Scheduling Algorithm

Definitions

• A Course is an abstract container for lectures
• A Lecture belongs to a course, and may have zero or more sections
• A Section must belong to a lecture. Sections of the same lecture are interchangeable
• A Custom Event is any arbitrary event defined by the user

Requirements

Given a collection of lectures, sections, and custom events, any created schedule must fulfill the following requirements:

1. All custom events are in the schedule
2. One lecture from each course is in the schedule
3. If many lectures for the course are given, then any one lecture can be used
4. None of the lectures can conflict
5. If a lecture has sections, then one corresponding section is in the schedule

The goal of the scheduling algorithm is produce all schedules that fit this criteria.

Implementation overview

The controller...

1. filters the given list of classes to get the lectures
2. creates a Cartesian product of these lectures (req 2)
3. adds the custom events to each combination (req 1)
4. filters out any conflicting combinations (req 3)

The combinations are given to the scheduling service and it... 1.

Scheduling Groups

Now we extend the algorithm above to the situation when a user has a set of required courses and up to 3 sets of optional courses. In this situation, all the required courses must be in the schedules, and one course from each optional group must be in each schedule.

Example

Let's say the user wants to schedule the following courses. In this example it's easy to see their intent: they have to take the Math and Physics course for their major, and they are trying to fulfill their art and history general education requirements. So the user doesn't really care which Art or History class they take.

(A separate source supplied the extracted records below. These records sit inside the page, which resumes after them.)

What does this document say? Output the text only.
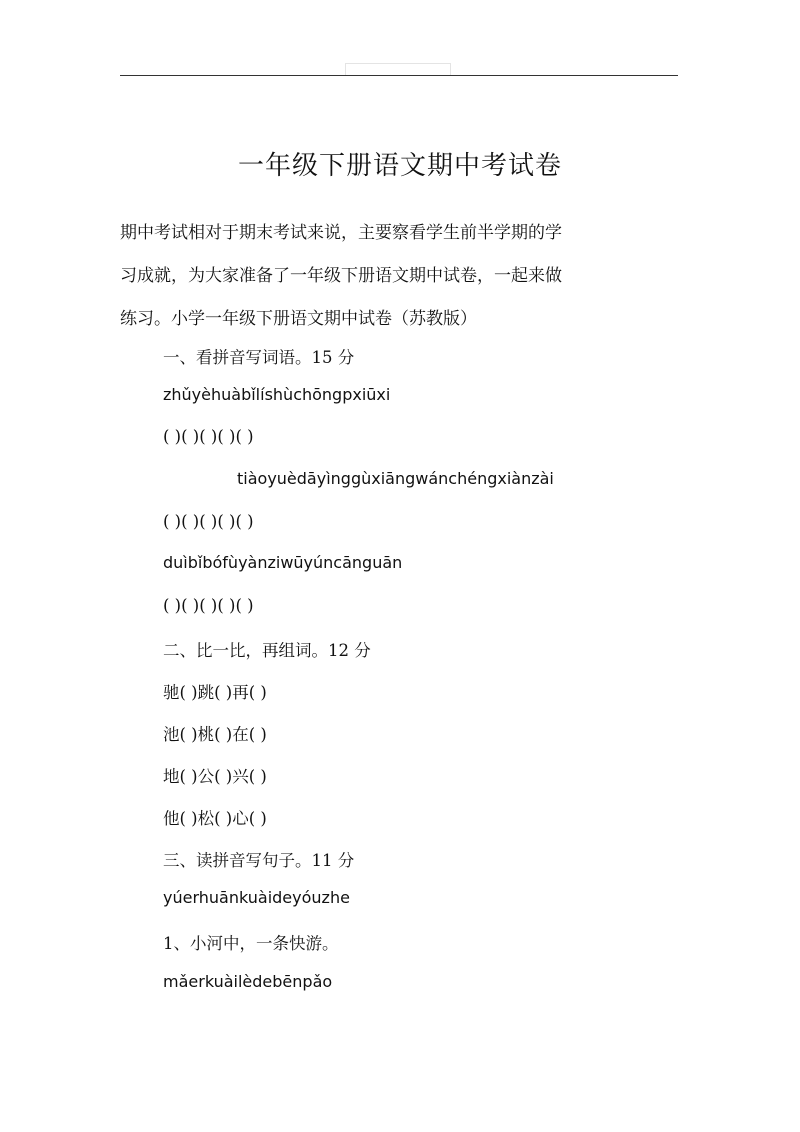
一年级下册语文期中考试卷
期中考试相对于期末考试来说，主要察看学生前半学期的学
习成就，为大家准备了一年级下册语文期中试卷，一起来做
练习。小学一年级下册语文期中试卷（苏教版）
一、看拼音写词语。15 分
zhǔyèhuàbǐlíshùchōngpxiūxi
( )( )( )( )( )
tiàoyuèdāyìnggùxiāngwánchéngxiànzài
( )( )( )( )( )
duìbǐbófùyànziwūyúncānguān
( )( )( )( )( )
二、比一比，再组词。12 分
驰( )跳( )再( )
池( )桃( )在( )
地( )公( )兴( )
他( )松( )心( )
三、读拼音写句子。11 分
yúerhuānkuàideyóuzhe
1、小河中，一条快游。
mǎerkuàilèdebēnpǎo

requiredCourses: MATH 1, PHYS 2
optionalGroupA: ART 1, ART 2, MUSIC 2
optionalGroupB: HIST 1, HIST 2, CLASSICS 1
optionalGRoupC: N/A

MATH 1, and PHYS 2 have to be in every schedule. Then one course must be taken from groups A and B respectfully. Here are examples of the first couple schedules that would be returned:

[MATH 1, PHYS 2, ART 1, HIST 1]
[MATH 1, PHYS 2, ART 2, HIST 1]
[MATH 1, PHYS 2, ART 1, CLASSICS 1]

As you can see, the number of schedules grows quickly as more optional courses are given. So the algorithm should perform a breadth-first search so the user can see a representative set of schedules.

Algorithm

• Breadth-first search across the optional groups
  • How do we choose how deep to go before moving to the next course?
• Pagination
  • Request params:
    • page
    • page size
    • required courses
    • optional groups A, B, C
    • custom events (also required)
  • Response info
    • array of schedules
    • total: the total number of schedules (not just on this page). Calculated as the product of all the lists of courses. The LazyCartesianProductScheduler has a snippet to calculate the total number of combinations. So we can extend and re-use that for the course groups.